Splats e Destructuring
# Splat (*): args variáveis
def soma(*nums)
  nums.reduce(0, :+)
end
soma(1, 2, 3, 4, 5)  # 15

# Double splat (**): kwargs variáveis
def config(**opts)
  opts.each { |k, v| puts "#{k}=#{v}" }
end
config(host: "localhost", port: 80)

# Block arg (&):
def com_bloco(&bloco)
  bloco.call
end

# Destructuring:
def processar((nome, idade))
  "#{nome} tem #{idade}"
end
processar(["Ana", 25])

# Splat em atribuição:
primeiro, *resto = [1, 2, 3, 4, 5]
# primeiro = 1, resto = [2, 3, 4, 5]

* coleta args extras num Array. ** coleta kwargs num Hash. & coleta bloco como Proc. Destructuring extrai elementos de arrays. Splat em atribuição divide arrays. Juntos criam APIs flexíveis e expressivas.

Method missing e respond_to
class Flexivel
  def method_missing(nome, *args, &bloco)
    "Chamou #{nome} com #{args.inspect}"
  end

  def respond_to_missing?(nome, priv = false)
    true
  end
end

f = Flexivel.new
f.qualquer_coisa(1, 2)  # "Chamou qualquer_coisa com [1, 2]"
f.respond_to?(:abc)     # true

# send: chama método por nome
obj.send(:nome)          # equivale a obj.nome
obj.send("nome=", "novo") # setter dinâmico

# public_send: só métodos públicos
obj.public_send(:nome)

# Usado em: ActiveRecord, Delegator, DSLs

method_missing intercepta métodos inexistentes — base de ActiveRecord e DSLs. Sempre implementar respond_to_missing? junto. send chama por nome/símbolo. public_send respeita visibilidade. Usar com moderação.

Classes e Módulos


8 cards
Classes
class Pessoa
  attr_accessor :nome, :idade  # getters + setters
  attr_reader :email           # só getter

  def initialize(nome, idade)
    @nome = nome
    @idade = idade
    @email = "#{nome}@mail.com"
  end

  def saudacao
    "Olá, sou #{@nome}"
  end
end

p = Pessoa.new("Ana", 25)
p.nome = "Maria"   # setter via attr_accessor
p.saudacao         # "Olá, sou Maria"
p.email            # "ana@mail.com" (read-only)

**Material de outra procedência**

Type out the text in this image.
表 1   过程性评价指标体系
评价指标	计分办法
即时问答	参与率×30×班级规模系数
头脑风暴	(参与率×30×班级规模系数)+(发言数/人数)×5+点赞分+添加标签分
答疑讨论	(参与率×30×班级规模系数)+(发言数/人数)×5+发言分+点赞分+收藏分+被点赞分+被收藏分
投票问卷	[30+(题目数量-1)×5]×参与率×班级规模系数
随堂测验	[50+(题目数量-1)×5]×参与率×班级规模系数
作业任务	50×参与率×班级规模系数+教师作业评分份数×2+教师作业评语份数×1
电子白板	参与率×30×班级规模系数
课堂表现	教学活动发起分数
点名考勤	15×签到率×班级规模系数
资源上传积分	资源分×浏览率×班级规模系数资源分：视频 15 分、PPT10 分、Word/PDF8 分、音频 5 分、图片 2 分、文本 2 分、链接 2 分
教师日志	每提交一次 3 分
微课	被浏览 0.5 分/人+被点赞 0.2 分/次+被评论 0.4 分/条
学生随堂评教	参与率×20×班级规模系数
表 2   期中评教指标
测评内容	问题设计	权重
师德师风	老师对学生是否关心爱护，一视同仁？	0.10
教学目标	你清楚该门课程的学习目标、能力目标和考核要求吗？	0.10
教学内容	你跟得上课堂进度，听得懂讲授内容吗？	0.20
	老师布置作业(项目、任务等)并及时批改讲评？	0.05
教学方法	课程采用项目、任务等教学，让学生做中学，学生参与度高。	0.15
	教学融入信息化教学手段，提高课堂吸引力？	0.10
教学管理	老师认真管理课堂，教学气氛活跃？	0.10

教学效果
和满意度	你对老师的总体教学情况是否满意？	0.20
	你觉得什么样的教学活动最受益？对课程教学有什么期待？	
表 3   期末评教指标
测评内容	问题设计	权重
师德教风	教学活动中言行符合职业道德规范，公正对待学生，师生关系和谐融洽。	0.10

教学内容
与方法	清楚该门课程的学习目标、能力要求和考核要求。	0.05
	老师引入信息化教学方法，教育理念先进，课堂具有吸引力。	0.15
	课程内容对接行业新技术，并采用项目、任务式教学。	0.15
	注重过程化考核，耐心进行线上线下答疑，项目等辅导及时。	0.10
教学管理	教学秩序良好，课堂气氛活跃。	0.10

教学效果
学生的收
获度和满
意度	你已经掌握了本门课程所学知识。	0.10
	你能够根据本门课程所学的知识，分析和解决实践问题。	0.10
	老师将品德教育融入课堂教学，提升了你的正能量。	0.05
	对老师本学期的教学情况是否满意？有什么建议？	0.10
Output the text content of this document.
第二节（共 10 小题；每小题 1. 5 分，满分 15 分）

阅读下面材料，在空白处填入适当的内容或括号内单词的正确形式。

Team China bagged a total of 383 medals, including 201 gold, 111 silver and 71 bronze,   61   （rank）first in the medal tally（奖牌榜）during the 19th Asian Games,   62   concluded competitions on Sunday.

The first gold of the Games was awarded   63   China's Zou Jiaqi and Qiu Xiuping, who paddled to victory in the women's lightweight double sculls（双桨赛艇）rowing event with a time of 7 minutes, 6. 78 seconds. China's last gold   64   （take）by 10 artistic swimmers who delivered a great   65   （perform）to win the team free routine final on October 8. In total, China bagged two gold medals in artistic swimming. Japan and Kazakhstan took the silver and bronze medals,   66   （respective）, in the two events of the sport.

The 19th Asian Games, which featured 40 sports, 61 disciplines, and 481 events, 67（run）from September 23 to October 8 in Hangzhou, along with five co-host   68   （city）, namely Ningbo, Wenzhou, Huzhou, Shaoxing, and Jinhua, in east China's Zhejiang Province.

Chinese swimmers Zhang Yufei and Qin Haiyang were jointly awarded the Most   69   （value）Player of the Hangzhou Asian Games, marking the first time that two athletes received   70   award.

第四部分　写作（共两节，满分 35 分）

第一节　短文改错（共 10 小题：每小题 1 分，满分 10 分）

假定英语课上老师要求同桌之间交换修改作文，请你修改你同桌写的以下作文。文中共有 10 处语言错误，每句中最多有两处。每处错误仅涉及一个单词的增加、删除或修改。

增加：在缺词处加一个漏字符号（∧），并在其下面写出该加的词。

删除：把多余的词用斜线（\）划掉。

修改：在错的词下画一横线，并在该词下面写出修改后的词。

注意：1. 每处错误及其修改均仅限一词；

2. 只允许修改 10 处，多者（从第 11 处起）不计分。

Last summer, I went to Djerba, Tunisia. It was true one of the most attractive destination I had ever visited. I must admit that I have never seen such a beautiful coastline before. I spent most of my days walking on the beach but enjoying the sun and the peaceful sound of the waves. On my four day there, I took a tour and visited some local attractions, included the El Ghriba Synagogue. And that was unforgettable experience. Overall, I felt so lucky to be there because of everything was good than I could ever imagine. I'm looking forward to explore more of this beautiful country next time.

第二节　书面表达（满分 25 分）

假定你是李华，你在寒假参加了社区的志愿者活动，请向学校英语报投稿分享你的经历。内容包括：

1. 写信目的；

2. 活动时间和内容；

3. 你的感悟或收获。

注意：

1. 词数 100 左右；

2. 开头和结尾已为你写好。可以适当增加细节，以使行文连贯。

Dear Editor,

attr_accessor/attr_reader/attr_writer geram getters/setters automaticamente. initialize é o construtor (chamado por .new). @ define variáveis de instância. Ruby é puramente OO — tudo é objeto.

Structs e Data
# Struct: classe rápida com atributos
Ponto = Struct.new(:x, :y) do
  def distancia
    Math.sqrt(x**2 + y**2)
  end
end

p = Ponto.new(3, 4)
p.x          # 3
p.distancia  # 5.0

# Keyword init:
Config = Struct.new(:host, :port, keyword_init: true)
c = Config.new(host: "localhost", port: 80)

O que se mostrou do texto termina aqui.